SHOWCASE

There Will Be No Turning Back'

A scholar measures the gains and losses of feminism.

July/August 2002

Reading time min

There Will Be No Turning Back'

Rod Searcey

Historian Estelle Freedman has her own catchy diagnosis for headline-craving media types who, from time to time, have tried to proclaim that the revolution is over: False Feminist Death Syndrome.

“Based on the vibrant scholarship surveyed here, I find that the prospects for women have never been brighter,” she writes in her latest book. “We have much reason to hope that there will be no turning back from a feminist future.”

Freedman draws on more than 25 years of teaching for the sweeping new synthesis she presents in No Turning Back: The History of Feminism and the Future of Women (Ballantine Books, 2002). Since founding Stanford’s program in feminist studies in 1980, she has taught the core introductory course every other year. Enrollment is as high as ever—85 this year—with men, now as then, making up 12 percent to 20 percent of the class.

A peripatetic scholar, Freedman tells readers that half the material in the book is drawn from her lecture notes, and the other half comes from issues she’s only recently begun to investigate herself. As she traces the roots of today’s many-hued feminisms, from ancient Egyptian queens and pre-Islamic Bedouins through 18th-century utopian socialists to third-wave daughters of the 1990s, Freedman sketches a broad global survey and then colors in the distinctive details, country by country. We hear Christine de Pizan—a 15th-century Italian writer whose work is studied in freshman Introduction to the Humanities courses—argue that God created men and women with equal potential, and we read about the “remarkable generation” of women in France, Germany, Britain and the United States who launched feminist journals in the mid-19th century.

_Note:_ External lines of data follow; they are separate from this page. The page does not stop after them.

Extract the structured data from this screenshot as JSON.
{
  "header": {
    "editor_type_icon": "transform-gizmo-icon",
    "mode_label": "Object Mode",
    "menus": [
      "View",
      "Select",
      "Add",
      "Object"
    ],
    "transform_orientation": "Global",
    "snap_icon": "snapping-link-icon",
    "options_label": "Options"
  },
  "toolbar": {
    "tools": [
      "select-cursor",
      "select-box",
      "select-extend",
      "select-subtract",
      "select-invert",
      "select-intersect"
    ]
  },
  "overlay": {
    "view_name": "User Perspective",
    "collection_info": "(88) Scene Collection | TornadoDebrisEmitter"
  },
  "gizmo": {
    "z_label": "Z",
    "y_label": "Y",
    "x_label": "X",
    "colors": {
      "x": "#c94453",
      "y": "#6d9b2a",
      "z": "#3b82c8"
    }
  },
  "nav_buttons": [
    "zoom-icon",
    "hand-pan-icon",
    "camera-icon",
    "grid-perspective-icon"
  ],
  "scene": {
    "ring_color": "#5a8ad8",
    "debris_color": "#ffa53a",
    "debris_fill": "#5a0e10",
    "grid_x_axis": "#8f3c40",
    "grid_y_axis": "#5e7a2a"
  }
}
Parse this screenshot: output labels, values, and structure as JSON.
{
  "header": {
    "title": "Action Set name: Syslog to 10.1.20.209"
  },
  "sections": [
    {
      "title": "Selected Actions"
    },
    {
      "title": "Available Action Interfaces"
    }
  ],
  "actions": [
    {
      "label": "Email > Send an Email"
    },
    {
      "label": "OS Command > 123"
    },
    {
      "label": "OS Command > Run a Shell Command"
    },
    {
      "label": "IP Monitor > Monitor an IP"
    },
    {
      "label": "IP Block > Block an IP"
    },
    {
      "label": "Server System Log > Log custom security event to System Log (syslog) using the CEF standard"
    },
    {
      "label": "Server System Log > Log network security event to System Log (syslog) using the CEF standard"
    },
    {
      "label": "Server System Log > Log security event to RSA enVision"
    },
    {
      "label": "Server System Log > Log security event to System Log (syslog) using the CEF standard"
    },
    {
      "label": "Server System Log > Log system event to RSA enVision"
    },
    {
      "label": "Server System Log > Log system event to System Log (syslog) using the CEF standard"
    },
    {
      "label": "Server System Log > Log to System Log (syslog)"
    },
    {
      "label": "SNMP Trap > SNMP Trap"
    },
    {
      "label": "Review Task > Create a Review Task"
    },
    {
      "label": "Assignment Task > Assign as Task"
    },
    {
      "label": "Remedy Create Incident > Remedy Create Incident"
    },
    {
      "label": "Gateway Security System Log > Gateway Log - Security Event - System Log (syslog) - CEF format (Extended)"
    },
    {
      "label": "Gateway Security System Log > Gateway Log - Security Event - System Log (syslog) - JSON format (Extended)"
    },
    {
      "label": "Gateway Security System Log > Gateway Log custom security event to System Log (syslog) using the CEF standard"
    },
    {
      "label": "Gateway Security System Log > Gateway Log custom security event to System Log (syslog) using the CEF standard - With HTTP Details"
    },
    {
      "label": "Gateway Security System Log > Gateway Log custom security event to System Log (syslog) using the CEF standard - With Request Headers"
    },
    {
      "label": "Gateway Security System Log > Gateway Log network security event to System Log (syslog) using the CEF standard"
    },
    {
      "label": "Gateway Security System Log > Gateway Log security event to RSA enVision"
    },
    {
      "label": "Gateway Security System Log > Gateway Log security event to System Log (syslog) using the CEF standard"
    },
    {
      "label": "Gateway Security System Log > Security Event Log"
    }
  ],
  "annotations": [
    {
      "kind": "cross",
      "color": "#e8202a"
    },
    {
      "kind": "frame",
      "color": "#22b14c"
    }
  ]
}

Freedman is careful to balance her examination of Western feminisms that have the support of market economies and democratic systems with emerging movements in developing countries, where women have had to overcome the legacies of colonialism and barriers to land ownership. She weighs the global gains and losses with statistics like these:

• During the 1990s, 90 percent of the world’s nations elected women to national office.
• In 1995, the United Nations estimated the worldwide annual worth of women’s unpaid or underpaid work at $11 trillion.
• Each day, 1,500 women die in childbirth.
• Each year, 2 million girls undergo genital mutilation.
• Abortions are illegal in 127 countries.
• In the developing world, 90 percent of women borrowers repay their loans.
• In 1997, white men held 70 percent of full-time tenured faculty positions in the United States.

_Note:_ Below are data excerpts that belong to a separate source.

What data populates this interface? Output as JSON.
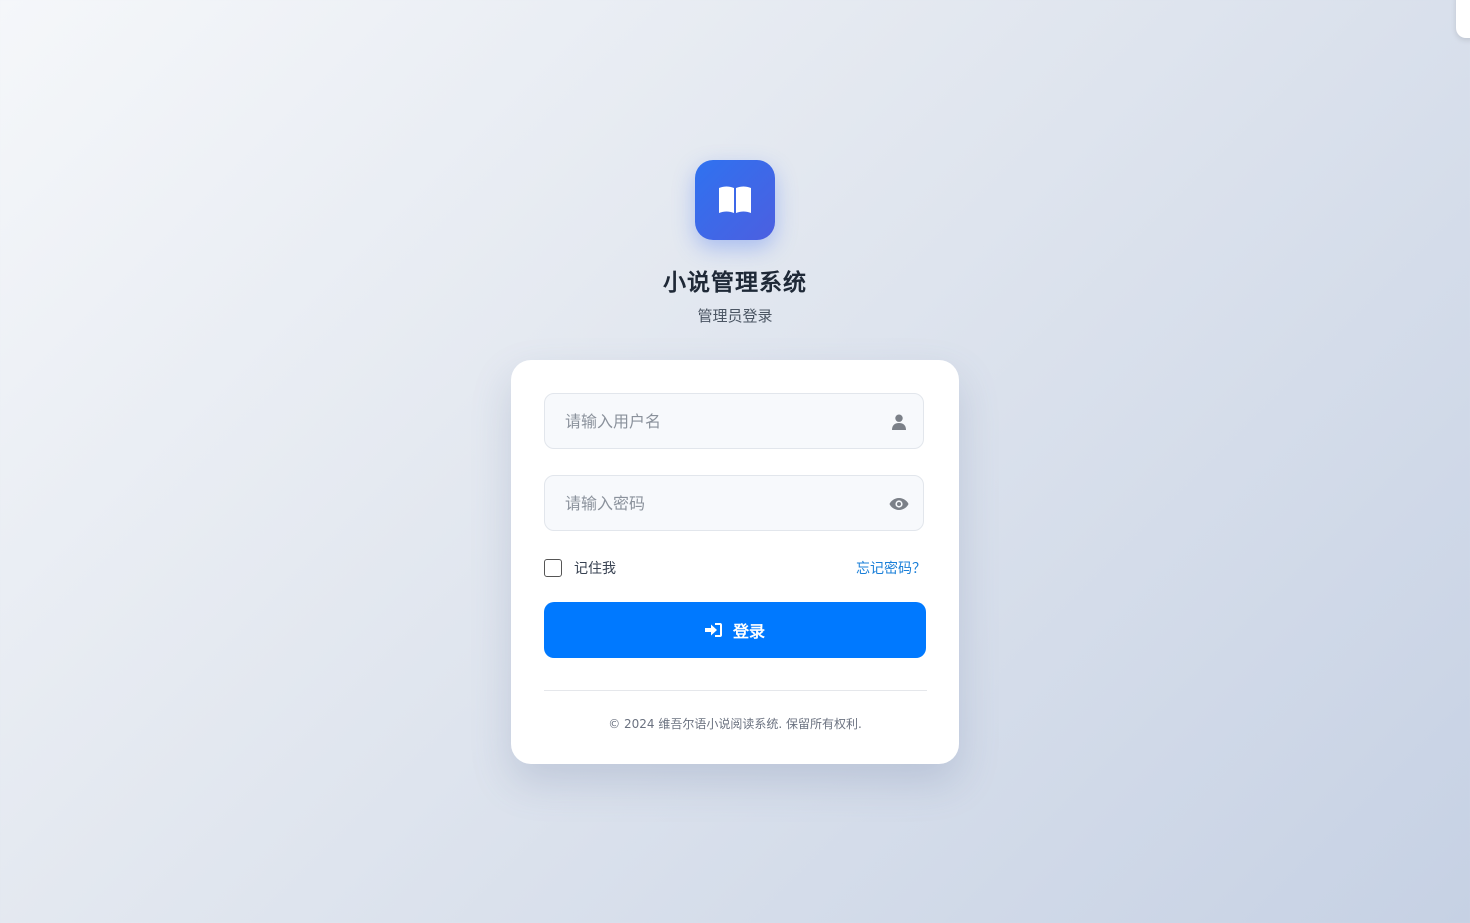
{
  "header": {
    "app_title": "小说管理系统",
    "subtitle": "管理员登录",
    "logo_icon": "open-book-icon"
  },
  "form": {
    "username": {
      "value": "",
      "placeholder": "请输入用户名",
      "icon": "user-icon"
    },
    "password": {
      "value": "",
      "placeholder": "请输入密码",
      "icon": "eye-icon"
    },
    "remember_label": "记住我",
    "remember_checked": false,
    "forgot_link": "忘记密码？",
    "login_label": "登录",
    "login_icon": "sign-in-icon"
  },
  "footer": {
    "copyright": "© 2024 维吾尔语小说阅读系统. 保留所有权利."
  },
  "colors": {
    "accent": "#0079ff",
    "logo_gradient_start": "#2f72f0",
    "logo_gradient_end": "#4c5fe0",
    "link": "#1a7fd8",
    "title": "#1f2937"
  }
}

Pop singer Tracy Chapman, Zulu proverbs, China’s Rural Women Knowing All loan program and Wisconsin’s Welfare Warriors are just a few of the sources Freedman taps as she constructs an eminently readable and accessible overview of feminisms. Third-wave readers will enjoy the winks at soccer player Brandi Chastain and the punk rockers Bikini Kill, and their parents will appreciate Freedman’s take on Betty Friedan, Doris Lessing and Simone de Beauvoir. In fact, Freedman looks at a number of personal stories, including that of the flight attendant who fought for better medical benefits and went on to become president of the National Organization for Women—Patricia Ireland. Freedman dips into diaries and poems and her favorite factory girls’ songs, which she loves to sing, accompanying herself on guitar, during Stanford’s annual Herstory Week.

There also are nods to Stanford alums, including the Law School graduate who couldn’t find a firm that would hire her in the 1950s and who went on to become a justice of the U.S. Supreme Court—Sandra Day O’Connor, ’50, JD ’52. And Freedman includes the contributions of her colleagues on campus, such as law professor Barbara Babcock, feminist economist Myra Strober, political theorist Susan Okin, Chicana writer Cherríe Moraga and anthropologist Janice Stockard, ’71, MA ’75, PhD ’85.

It’s a big, broad, exhaustive history Freedman reconstructs, as she synthesizes scholarship and activism, wrapping it all in engaging commentary. With almost 100 pages of bibliographic notes and appendices, readers who want more will know where to go. Plus, there’s a working definition that makes a neat transnational tie. What are today’s feminisms about? The belief that men and women are inherently of equal worth.

Freedman began this work in response to a question from Tara VanDerveer, Stanford’s head coach of women’s basketball, who wanted to know what one book she could read to learn about feminist scholarship. It’s all here, Tara.